Wird nach derzeitigen Diskussionen in der Bundesregierung das Gesetz bzw. Legislativpaket über das zukünftige Strommarktdesign, welches nach Aussage von Bundeswirtschaftsminister Sigmar Gabriel auch die Regelungen über die 22 Millionen Tonnen extra zu erbringende sowie die 34 Millionen Tonnen „noch nicht geschafften“ CO2-Reduktionen beinhalten wird, dem Bundesrat als Zustimmungs- oder Einspruchsgesetz zugeleitet?

23

Plant die Bundesregierung die Einführung einer Kapazitätsreserve, wie in der Befragung der Bundesregierung am 3. Dezember 2014 von Bundesminister Gabriel angekündigt, und wenn ja, in welchem Umfang und entlang welcher Kriterien?

24

Hat die Bundesregierung gutachterlich prüfen lassen, ob ordnungspolitische Auflagen für Kohlekraftwerke über einer gewissen Altersgrenze, z.
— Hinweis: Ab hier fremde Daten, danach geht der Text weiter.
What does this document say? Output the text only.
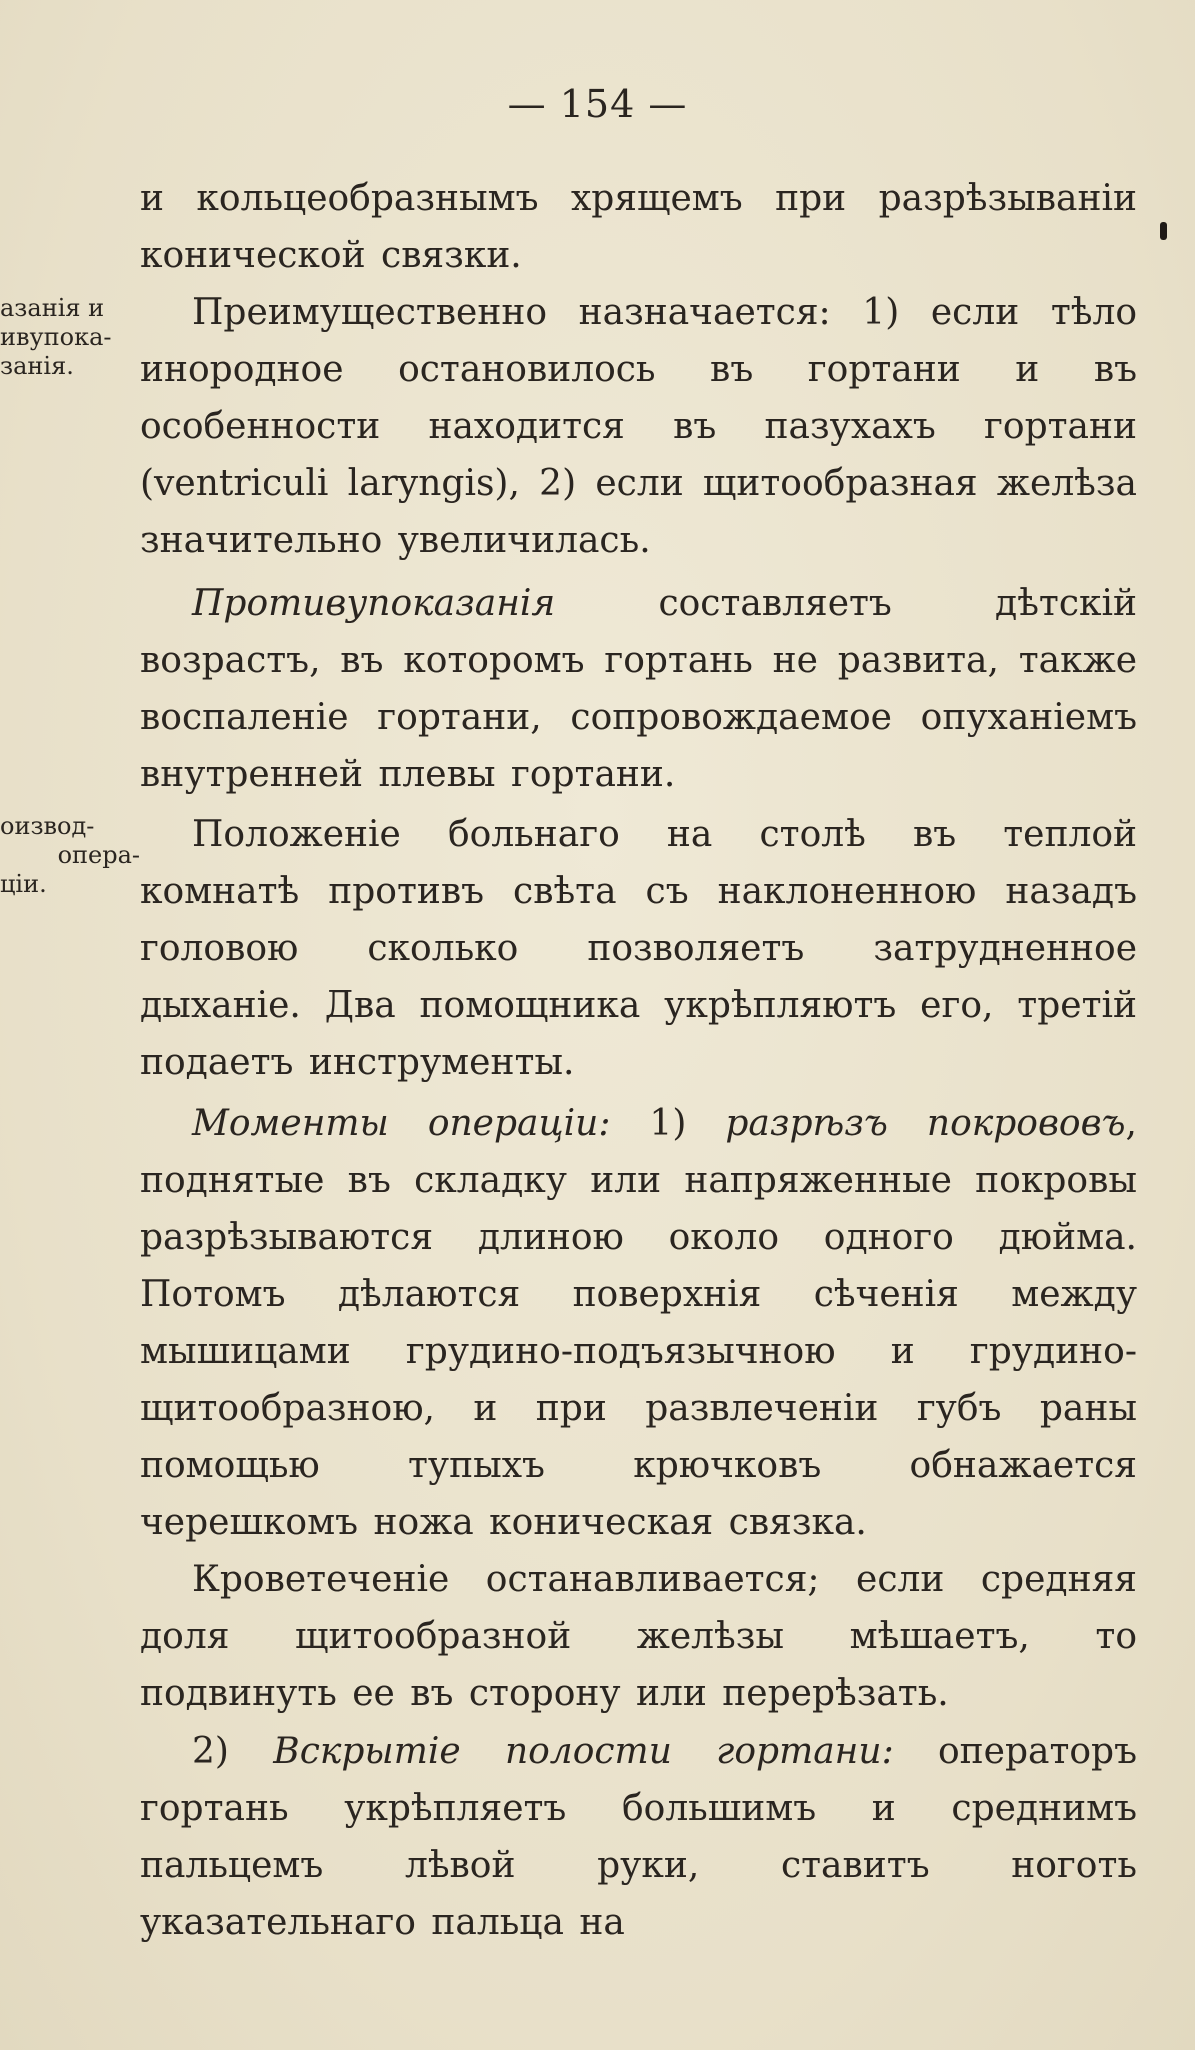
— 154 —
азанія и
ивупока-
занія.
оизвод-
опера-
ціи.

и кольцеобразнымъ хрящемъ при разрѣзываніи конической связки.

Преимущественно назначается: 1) если тѣло инородное остановилось въ гортани и въ особенности находится въ пазухахъ гортани (ventriculi laryngis), 2) если щитообразная желѣза значительно увеличилась.

Противупоказанія составляетъ дѣтскій возрастъ, въ которомъ гортань не развита, также воспаленіе гортани, сопровождаемое опуханіемъ внутренней плевы гортани.

Положеніе больнаго на столѣ въ теплой комнатѣ противъ свѣта съ наклоненною назадъ головою сколько позволяетъ затрудненное дыханіе. Два помощника укрѣпляютъ его, третій подаетъ инструменты.

Моменты операціи: 1) разрѣзъ покрововъ, поднятые въ складку или напряженные покровы разрѣзываются длиною около одного дюйма. Потомъ дѣлаются поверхнія сѣченія между мышицами грудино-подъязычною и грудино-щитообразною, и при развлеченіи губъ раны помощью тупыхъ крючковъ обнажается черешкомъ ножа коническая связка.

Кроветеченіе останавливается; если средняя доля щитообразной желѣзы мѣшаетъ, то подвинуть ее въ сторону или перерѣзать.

2) Вскрытіе полости гортани: операторъ гортань укрѣпляетъ большимъ и среднимъ пальцемъ лѣвой руки, ставитъ ноготь указательнаго пальца на
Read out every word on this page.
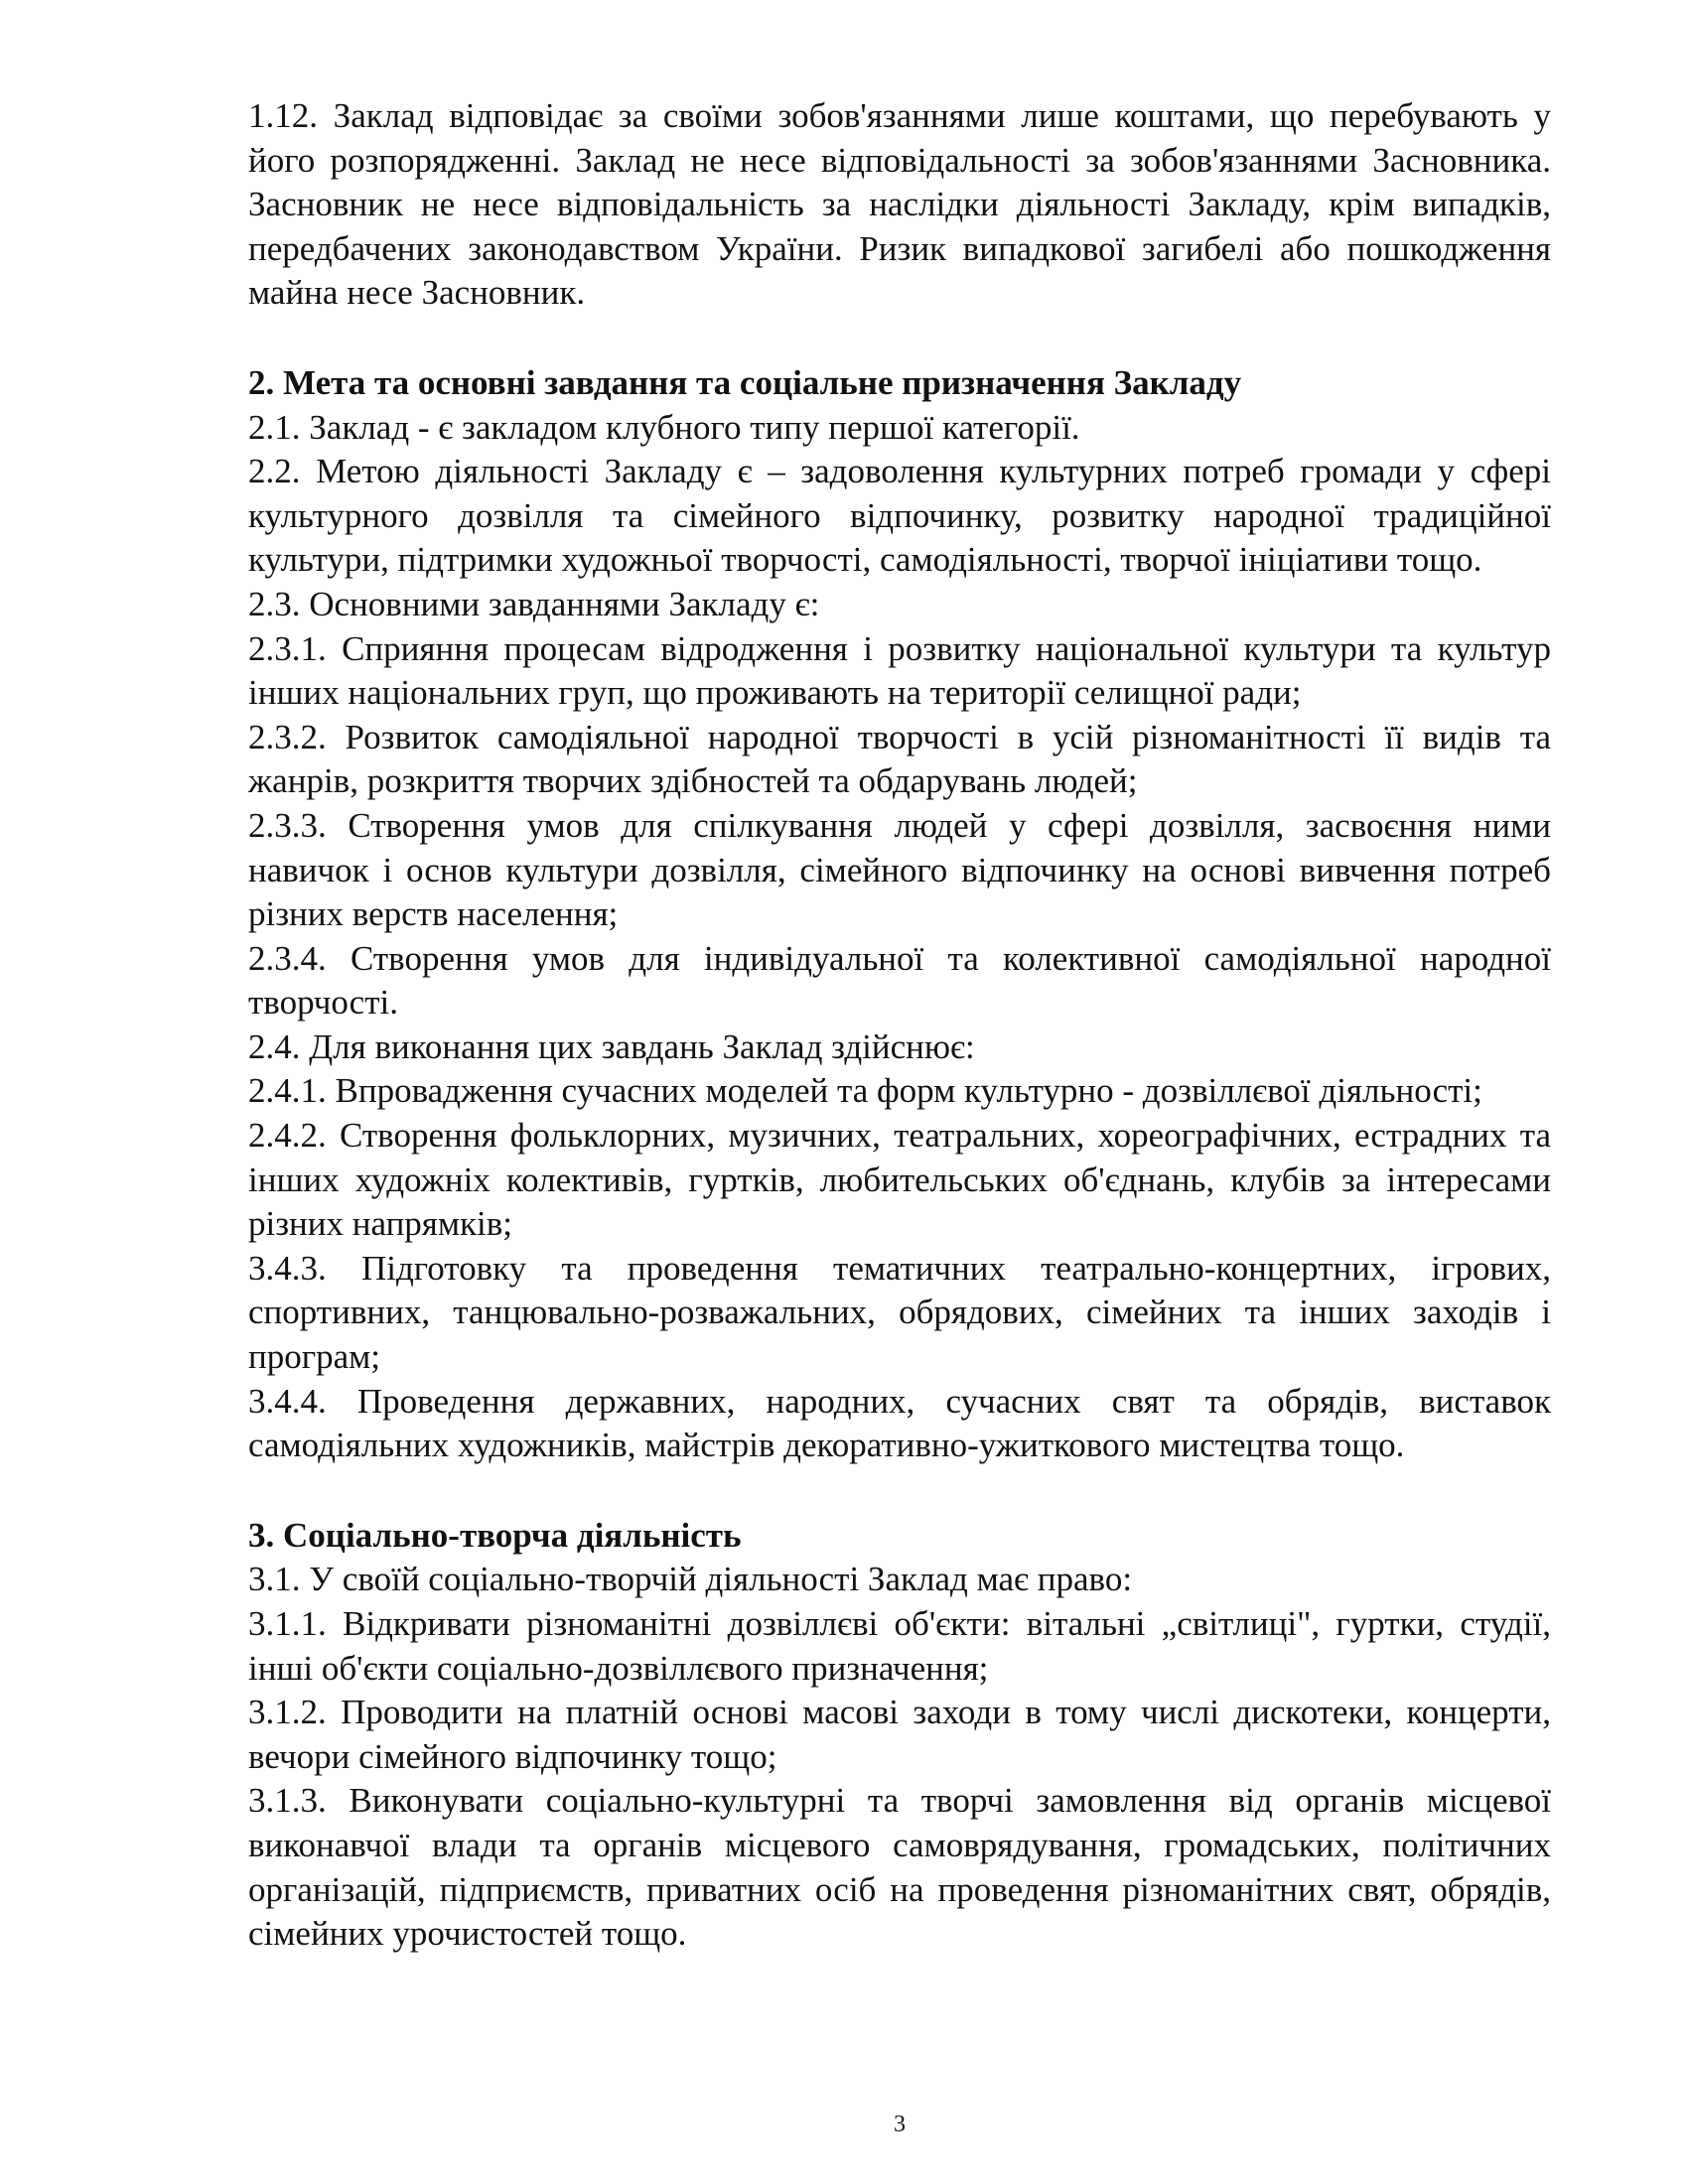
1.12. Заклад відповідає за своїми зобов'язаннями лише коштами, що перебувають у його розпорядженні. Заклад не несе відповідальності за зобов'язаннями Засновника. Засновник не несе відповідальність за наслідки діяльності Закладу, крім випадків, передбачених законодавством України. Ризик випадкової загибелі або пошкодження майна несе Засновник.

2. Мета та основні завдання та соціальне призначення Закладу

2.1. Заклад - є закладом клубного типу першої категорії.

2.2. Метою діяльності Закладу є – задоволення культурних потреб громади у сфері культурного дозвілля та сімейного відпочинку, розвитку народної традиційної культури, підтримки художньої творчості, самодіяльності, творчої ініціативи тощо.

2.3. Основними завданнями Закладу є:

2.3.1. Сприяння процесам відродження і розвитку національної культури та культур інших національних груп, що проживають на території селищної ради;

2.3.2. Розвиток самодіяльної народної творчості в усій різноманітності її видів та жанрів, розкриття творчих здібностей та обдарувань людей;

2.3.3. Створення умов для спілкування людей у сфері дозвілля, засвоєння ними навичок і основ культури дозвілля, сімейного відпочинку на основі вивчення потреб різних верств населення;

2.3.4. Створення умов для індивідуальної та колективної самодіяльної народної творчості.

2.4. Для виконання цих завдань Заклад здійснює:

2.4.1. Впровадження сучасних моделей та форм культурно - дозвіллєвої діяльності;

2.4.2. Створення фольклорних, музичних, театральних, хореографічних, естрадних та інших художніх колективів, гуртків, любительських об'єднань, клубів за інтересами різних напрямків;

3.4.3. Підготовку та проведення тематичних театрально-концертних, ігрових, спортивних, танцювально-розважальних, обрядових, сімейних та інших заходів і програм;

3.4.4. Проведення державних, народних, сучасних свят та обрядів, виставок самодіяльних художників, майстрів декоративно-ужиткового мистецтва тощо.

3. Соціально-творча діяльність

3.1. У своїй соціально-творчій діяльності Заклад має право:

3.1.1. Відкривати різноманітні дозвіллєві об'єкти: вітальні „світлиці", гуртки, студії, інші об'єкти соціально-дозвіллєвого призначення;

3.1.2. Проводити на платній основі масові заходи в тому числі дискотеки, концерти, вечори сімейного відпочинку тощо;

3.1.3. Виконувати соціально-культурні та творчі замовлення від органів місцевої виконавчої влади та органів місцевого самоврядування, громадських, політичних організацій, підприємств, приватних осіб на проведення різноманітних свят, обрядів, сімейних урочистостей тощо.

3
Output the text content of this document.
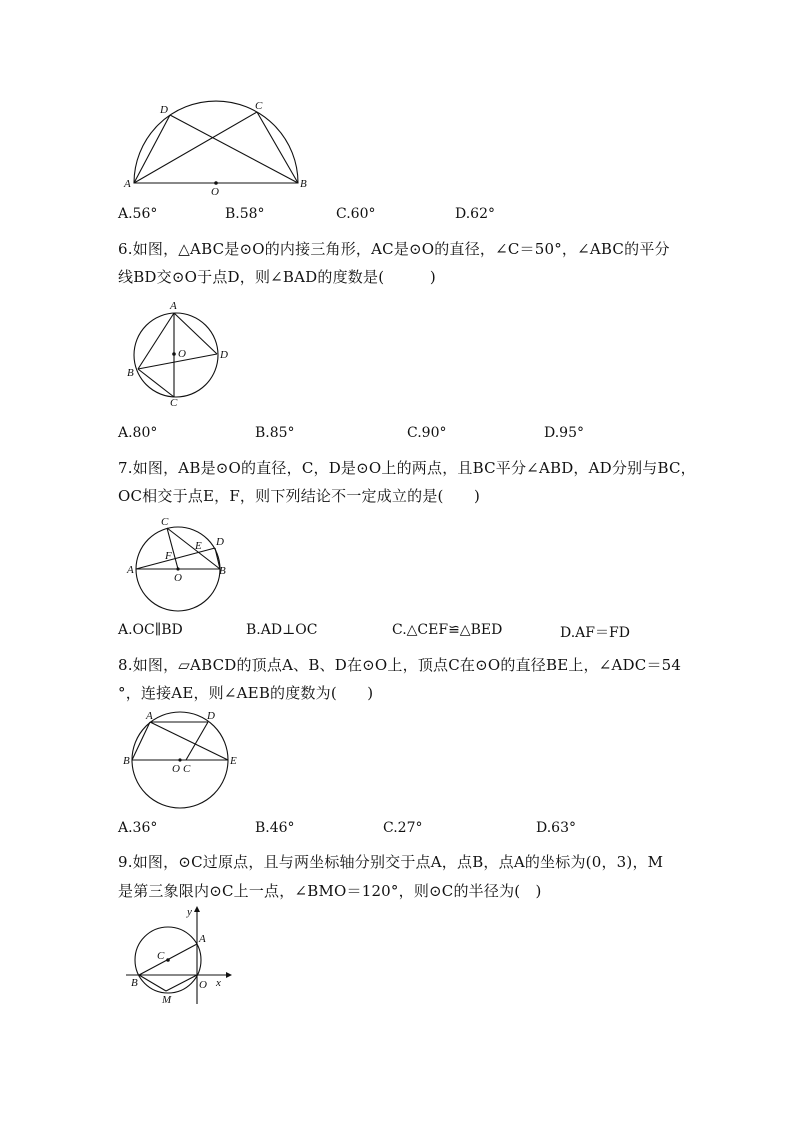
A
D	C
B
O
A.56°	B.58°	C.60°	D.62°
6.如图，△ABC是⊙O的内接三角形，AC是⊙O的直径，∠C＝50°，∠ABC的平分
线BD交⊙O于点D，则∠BAD的度数是(　　　)
A
O	D
B
C
A.80°	B.85°	C.90°	D.95°
7.如图，AB是⊙O的直径，C，D是⊙O上的两点，且BC平分∠ABD，AD分别与BC，
OC相交于点E，F，则下列结论不一定成立的是(　　)
C
D
E
F
A
O
B
A.OC∥BD	B.AD⊥OC	C.△CEF≌△BED	D.AF＝FD
8.如图，▱ABCD的顶点A、B、D在⊙O上，顶点C在⊙O的直径BE上，∠ADC＝54
°，连接AE，则∠AEB的度数为(　　)
A	D
B
O C
E
A.36°	B.46°	C.27°	D.63°
9.如图，⊙C过原点，且与两坐标轴分别交于点A，点B，点A的坐标为(0，3)，M
是第三象限内⊙C上一点，∠BMO＝120°，则⊙C的半径为(　)
A
C
B
M
O x
y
B. 45 Jahren, möglich sind, und wenn ja, sind die Gutachten öffentlich einsehbar? Wenn nein, warum nicht? Und wie will die Bundesregierung dafür sorgen, dass die Kraftwerke – wie im Aktionsprogramm angenommen – altersbedingt vom Netz gehen?

25

Hält die Bundesregierung vor dem Hintergrund der Ziele des Aktionsprogramms Klimaschutz 2020 an der Notwendigkeit der Aufschließung neuer Tagebaue fest (vgl. Schreiben des Bundeswirtschaftsministers Sigmar Gabriel an den schwedischen Premierminister Stefan Löfven vom 13. Oktober 2014 www.altinget.se), und falls ja, wie soll die dadurch zusätzlich zu fördernde Menge an Braunkohle verstromt werden, ohne die deutschen Klimaziele weiter zu gefährden?

26

Geht die Bundesregierung davon aus, dass zur Erreichung der Klimaziele im Jahr 2050 ein Ende der Braunkohleverstromung bis spätestens zur Mitte des Jahrhunderts notwendig ist, und wenn nein, wie will sie das Erreichen der Klimaziele sicherstellen? Wenn ja geht die Bundesregierung davon aus, dass der europäische Emissionshandel allein dafür ausreichend ist?

27

Hält die Bundesregierung Zwangsumsiedlungen für die Erschließung neuer Tagebaue für verfassungskonform, wenn zeitgleich die Kohleverstromung ausläuft?

28

Plant die Bundesregierung, eine Novelle des Bundesberggesetzes vorzulegen, in der es auch Veränderungen hinsichtlich der Möglichkeit von neuen Tagebauen geben wird, und wenn ja, bis wann, und welche konkreten Optionen werden von der Bundesregierung rechtlich geprüft?

29

Ist es Auffassung der Bundesregierung, dass das Ziel einer 40-Prozent-Emissionsreduktion bis zum Jahr 2020 nur flankiert von einem „schnell und effektiv wirkenden Marktstabilitätsmechanismus im EU-ETS“ sichergestellt werden kann, und wenn ja, welche zusätzlichen Anstrengungen wird sie unternehmen, wenn es nicht gelingt, diesen Mechanismus noch vor dem Jahr 2020 in Kraft zu setzten?

30

Mit welchen Maßnahmen will die Bundesregierung insbesondere die polnische Regierung von einem ambitionierteren Emissionshandel überzeugen, um auf EU-Ebene bei einer ETS-Reform schneller voranschreiten zu können?

31

Hält die Bundesregierung im Hinblick auf die bevorstehende Novelle des Kraft-Wärme-Kopplungsgesetzes am gesetzlich verankerten Ziel von 25 Prozent Kraft-Wärme-Kopplungsanteil bis zum Jahr 2020 fest, und wenn ja, mit welche konkreten Maßnahmen will die Bundesregierung dies erreichen?